Monitoring
Effective monitoring is essential for understanding workflow behavior, diagnosing issues, and optimizing performance. Monitoring encompasses collecting standard logging output and tracking the state of each task throughout execution. Beyond basic logging, monitoring provides insights into execution patterns—revealing whether tasks run sequentially or concurrently, identifying bottlenecks, and helping you understand the actual execution flow versus the planned workflow structure.
Logging
Logging captures the standard output, error messages, and diagnostic information from each task during execution. Effective logging provides a detailed audit trail of what happened during workflow execution, making it easier to debug failures, understand task behavior, and trace data transformations. Most orchestration tools capture logs at both the task level (individual task output) and workflow level (overall execution summary), often with timestamps and context about the execution environment.
States
Task and workflow states represent the current status of execution at any given moment. Common states include pending (waiting to run), running (currently executing), completed (successfully finished), failed (encountered an error), and skipped (not executed due to conditions or dependencies).
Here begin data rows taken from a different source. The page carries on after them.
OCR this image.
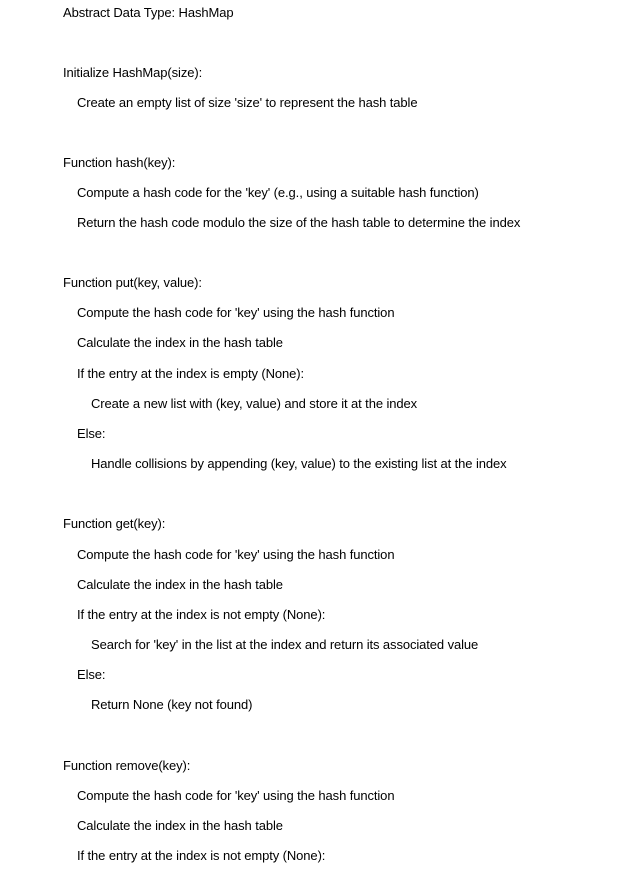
Abstract Data Type: HashMap
Initialize HashMap(size):
Create an empty list of size 'size' to represent the hash table
Function hash(key):
Compute a hash code for the 'key' (e.g., using a suitable hash function)
Return the hash code modulo the size of the hash table to determine the index
Function put(key, value):
Compute the hash code for 'key' using the hash function
Calculate the index in the hash table
If the entry at the index is empty (None):
Create a new list with (key, value) and store it at the index
Else:
Handle collisions by appending (key, value) to the existing list at the index
Function get(key):
Compute the hash code for 'key' using the hash function
Calculate the index in the hash table
If the entry at the index is not empty (None):
Search for 'key' in the list at the index and return its associated value
Else:
Return None (key not found)
Function remove(key):
Compute the hash code for 'key' using the hash function
Calculate the index in the hash table
If the entry at the index is not empty (None):
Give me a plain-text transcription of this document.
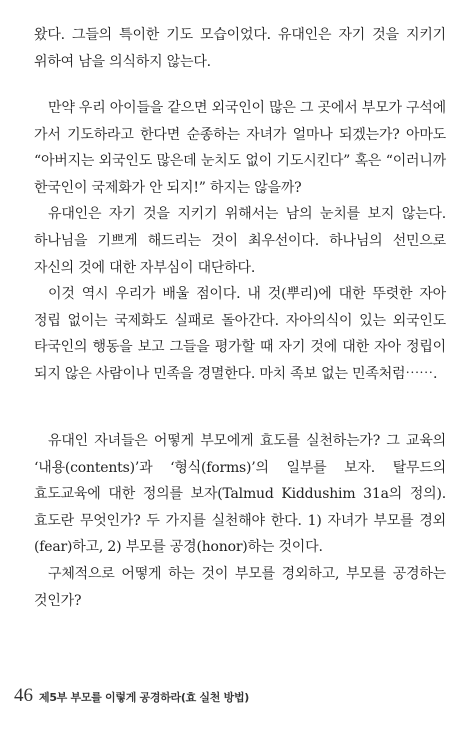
왔다. 그들의 특이한 기도 모습이었다. 유대인은 자기 것을 지키기 위하여 남을 의식하지 않는다.

만약 우리 아이들을 같으면 외국인이 많은 그 곳에서 부모가 구석에 가서 기도하라고 한다면 순종하는 자녀가 얼마나 되겠는가? 아마도 “아버지는 외국인도 많은데 눈치도 없이 기도시킨다” 혹은 “이러니까 한국인이 국제화가 안 되지!” 하지는 않을까?

유대인은 자기 것을 지키기 위해서는 남의 눈치를 보지 않는다. 하나님을 기쁘게 해드리는 것이 최우선이다. 하나님의 선민으로 자신의 것에 대한 자부심이 대단하다.

이것 역시 우리가 배울 점이다. 내 것(뿌리)에 대한 뚜렷한 자아 정립 없이는 국제화도 실패로 돌아간다. 자아의식이 있는 외국인도 타국인의 행동을 보고 그들을 평가할 때 자기 것에 대한 자아 정립이 되지 않은 사람이나 민족을 경멸한다. 마치 족보 없는 민족처럼⋯⋯.

유대인 자녀들은 어떻게 부모에게 효도를 실천하는가? 그 교육의 ‘내용(contents)’과 ‘형식(forms)’의 일부를 보자. 탈무드의 효도교육에 대한 정의를 보자(Talmud Kiddushim 31a의 정의). 효도란 무엇인가? 두 가지를 실천해야 한다. 1) 자녀가 부모를 경외(fear)하고, 2) 부모를 공경(honor)하는 것이다.

구체적으로 어떻게 하는 것이 부모를 경외하고, 부모를 공경하는 것인가?

46 제5부 부모를 이렇게 공경하라(효 실천 방법)
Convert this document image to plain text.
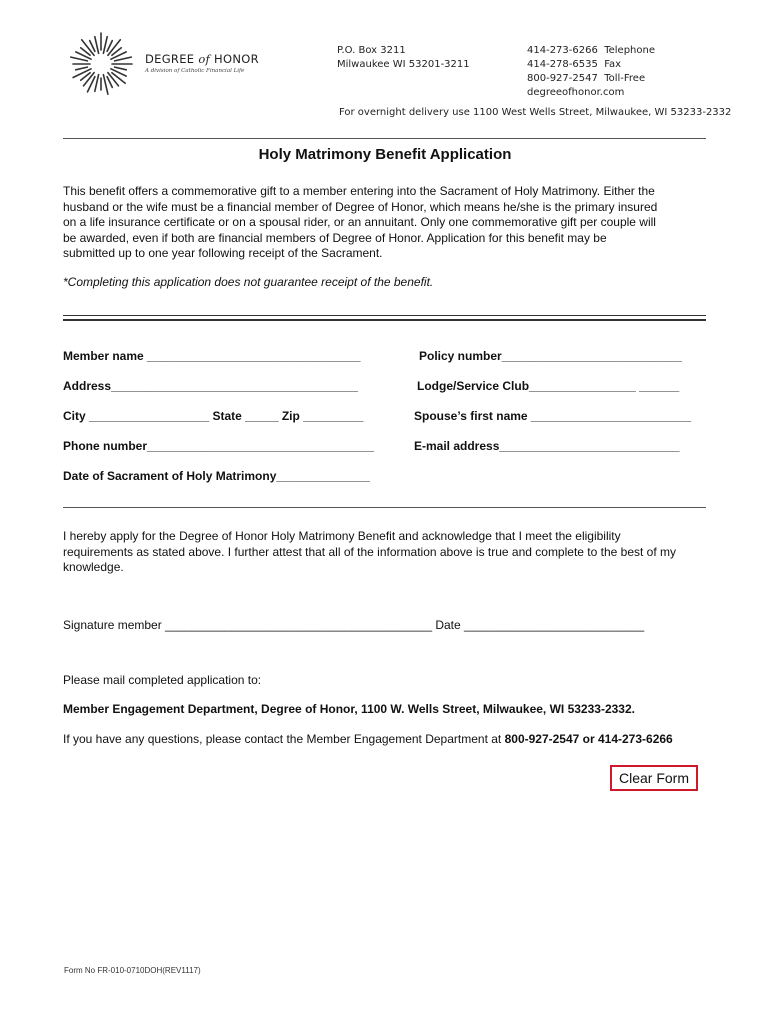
DEGREE of HONOR
A division of Catholic Financial Life
P.O. Box 3211
Milwaukee WI 53201-3211
414-273-6266 Telephone
414-278-6535 Fax
800-927-2547 Toll-Free
degreeofhonor.com
For overnight delivery use 1100 West Wells Street, Milwaukee, WI 53233-2332
Holy Matrimony Benefit Application
This benefit offers a commemorative gift to a member entering into the Sacrament of Holy Matrimony. Either the
husband or the wife must be a financial member of Degree of Honor, which means he/she is the primary insured
on a life insurance certificate or on a spousal rider, or an annuitant. Only one commemorative gift per couple will
be awarded, even if both are financial members of Degree of Honor. Application for this benefit may be
submitted up to one year following receipt of the Sacrament.
*Completing this application does not guarantee receipt of the benefit.
Member name ________________________________	Policy number___________________________
Address_____________________________________	Lodge/Service Club________________ ______
City __________________ State _____ Zip _________	Spouse’s first name ________________________
Phone number__________________________________	E-mail address___________________________
Date of Sacrament of Holy Matrimony______________
I hereby apply for the Degree of Honor Holy Matrimony Benefit and acknowledge that I meet the eligibility
requirements as stated above. I further attest that all of the information above is true and complete to the best of my
knowledge.
Signature member ________________________________________ Date ___________________________
Please mail completed application to:
Member Engagement Department, Degree of Honor, 1100 W. Wells Street, Milwaukee, WI 53233-2332.
If you have any questions, please contact the Member Engagement Department at 800-927-2547 or 414-273-6266
Clear Form
Form No FR-010-0710DOH(REV1117)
Monitoring state transitions helps you understand workflow progress, identify stuck or failed tasks quickly, and provides visibility into the overall health of your data pipelines. State information is typically displayed in dashboards and can be queried programmatically for automated alerting and reporting.
Execution pattern
Execution pattern monitoring reveals how tasks actually run compared to how they were designed. This includes identifying whether tasks execute sequentially (one after another) or concurrently (in parallel), measuring execution times and resource usage, and detecting bottlenecks where tasks wait for resources or dependencies. Understanding execution patterns helps optimize workflows by identifying opportunities for parallelization, revealing inefficient task ordering, and highlighting resource constraints that may be limiting performance.